I don’t answer straight away. Instead, I look out across the stretch of land in front of us. We’re tucked into one of the quieter outer edges of Dathanor, where the structures thin out and the strange, glowing flora gives way to something that almost looks like scrubland. Almost Earthlike, if you squint and ignore the sky.

The air’s warm, and it’s peaceful in a way that doesn’t feel fake.

“I used to be like this,” I say eventually.

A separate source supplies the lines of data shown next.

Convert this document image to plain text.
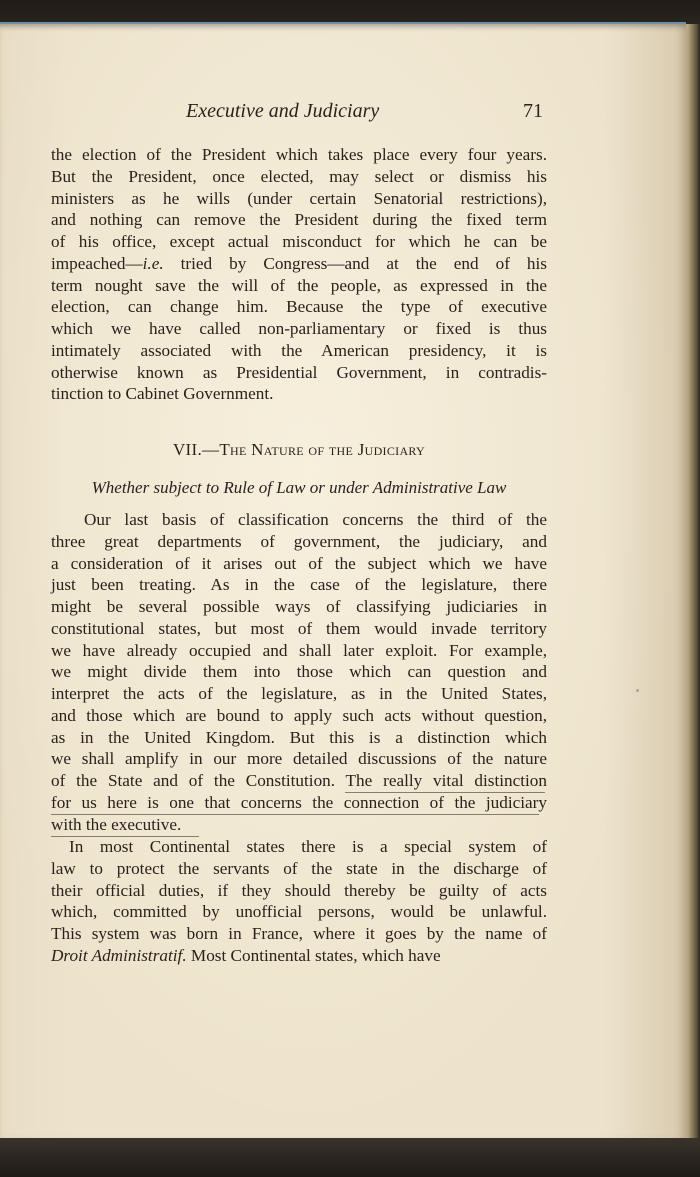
Executive and Judiciary	71
the election of the President which takes place every four years.
But the President, once elected, may select or dismiss his
ministers as he wills (under certain Senatorial restrictions),
and nothing can remove the President during the fixed term
of his office, except actual misconduct for which he can be
impeached—i.e. tried by Congress—and at the end of his
term nought save the will of the people, as expressed in the
election, can change him. Because the type of executive
which we have called non-parliamentary or fixed is thus
intimately associated with the American presidency, it is
otherwise known as Presidential Government, in contradis-
tinction to Cabinet Government.
VII.—The Nature of the Judiciary
Whether subject to Rule of Law or under Administrative Law
Our last basis of classification concerns the third of the
three great departments of government, the judiciary, and
a consideration of it arises out of the subject which we have
just been treating. As in the case of the legislature, there
might be several possible ways of classifying judiciaries in
constitutional states, but most of them would invade territory
we have already occupied and shall later exploit. For example,
we might divide them into those which can question and
interpret the acts of the legislature, as in the United States,
and those which are bound to apply such acts without question,
as in the United Kingdom. But this is a distinction which
we shall amplify in our more detailed discussions of the nature
of the State and of the Constitution. The really vital distinction
for us here is one that concerns the connection of the judiciary
with the executive.
In most Continental states there is a special system of
law to protect the servants of the state in the discharge of
their official duties, if they should thereby be guilty of acts
which, committed by unofficial persons, would be unlawful.
This system was born in France, where it goes by the name of
Droit Administratif. Most Continental states, which have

Sonny goes quiet beside me.

“Before everything,” I add.

“Back home?” he asks.

“Yeah.” I shift my weight, leaning back on my hands, letting my legs stretch out in front of me. “Growing up in Melbourne, I was… loud. A smartarse. Always had something to say.”

Sonny snorts. “Shocking.”

“Yeah, I know. Hard to believe.”

A small smile pulls at my mouth, but it fades a little as I keep going.

“Even when I moved to WA, it didn’t change straight away. Different place, sure, but I was still me. Still… open, I guess.” I pick at a loose thread on my pants, more for something to do than anything else. “Then I started working in the mines.”

Sonny doesn’t interrupt.

“You hear shit every day,” I continue. “Racist crap. Homophobic crap. Said like it’s normal. Like it’s just part of the air out there.” I huff a breath. “And maybe it is.”

He flexes his jaw, but he stays quiet.

“You learn pretty quick what’s safe to say and what’s not,” I go on. “What parts of you are acceptable. What parts you bury so you don’t become the next target.” I shrug one shoulder. “So I buried them.”

There’s no drama in the words. No exaggeration.

Just fact.

“Didn’t even feel like a big decision at the time. Just… survival.”

Sonny nods once. “Yeah.”

“Then I met Thomas.”

The name sits there. Heavy, but not as pained as it used to be.

“He was the same,” I say. “Closeted. Careful. We got each other in a way no one else did.”

“That must’ve been….” Sonny trails off.

“Good,” I finish for him. “It was good.”

And it was… for a while.

“That’s the part that makes it messy,” I add quietly. “It wasn’t always bad.”

Sonny glances at me, his expression steady. “It usually isn’t.”

I nod once. “Yeah.” The silence stretches for a moment before I admit, “It stopped being good,” I say.